We have a large quanitity of text files we want to free-text/full text search, combined with relational structured metadata about the text file. So, a search could be "Give me all files that belong to group X(or sub groups of X), have author (Ari and Bari and Mari), belongs to organization Y, and contains the text "synthetic". The latter part being a full-text search, and the other being already stored as relational data in our existing db.
In our database(which is rather complex), there are stored a way to ID the files, and a ton of various metadata about the file, spread among tens of tables, ranging from simple 1-1 relationships, to 1-many sets pr file, and even tree-structure relationship(things like "this file is type X, type X is a subgroup of type Y, etc). And this metadata may change over time, all over the application(which is huge).

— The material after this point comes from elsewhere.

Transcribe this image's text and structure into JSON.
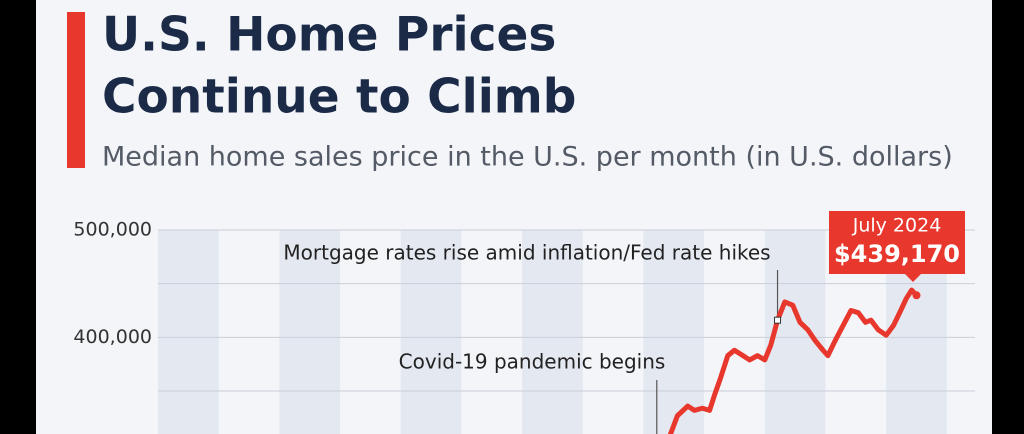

Now, I as a database admin, thought this could be solved by using SQL Server to do the search for structured metadata already in the DB, constraining the search to candidate-files, and then passing the candidate file id's to elastic search for full-text searching. (Re-indexing the file on elastic when a file is added or commited is trivial in our code)
However, the elastic-guys in our project naturally had a different idea: To extract all the meta-data as well as the full-text content from the files, to elastic-search, and run the search exclusively in elastic.
This allows them to run full powered lucene queries easily, and load is taken off the database, which is nice. However, this also to me, introduces a nightmare to keep the structured metadata in sync, and blindly re-indexing/syncing everything periodically is not possible due to the scale of data.
I can see merits/concerns to both options. Is there a best practice for this kind of thing?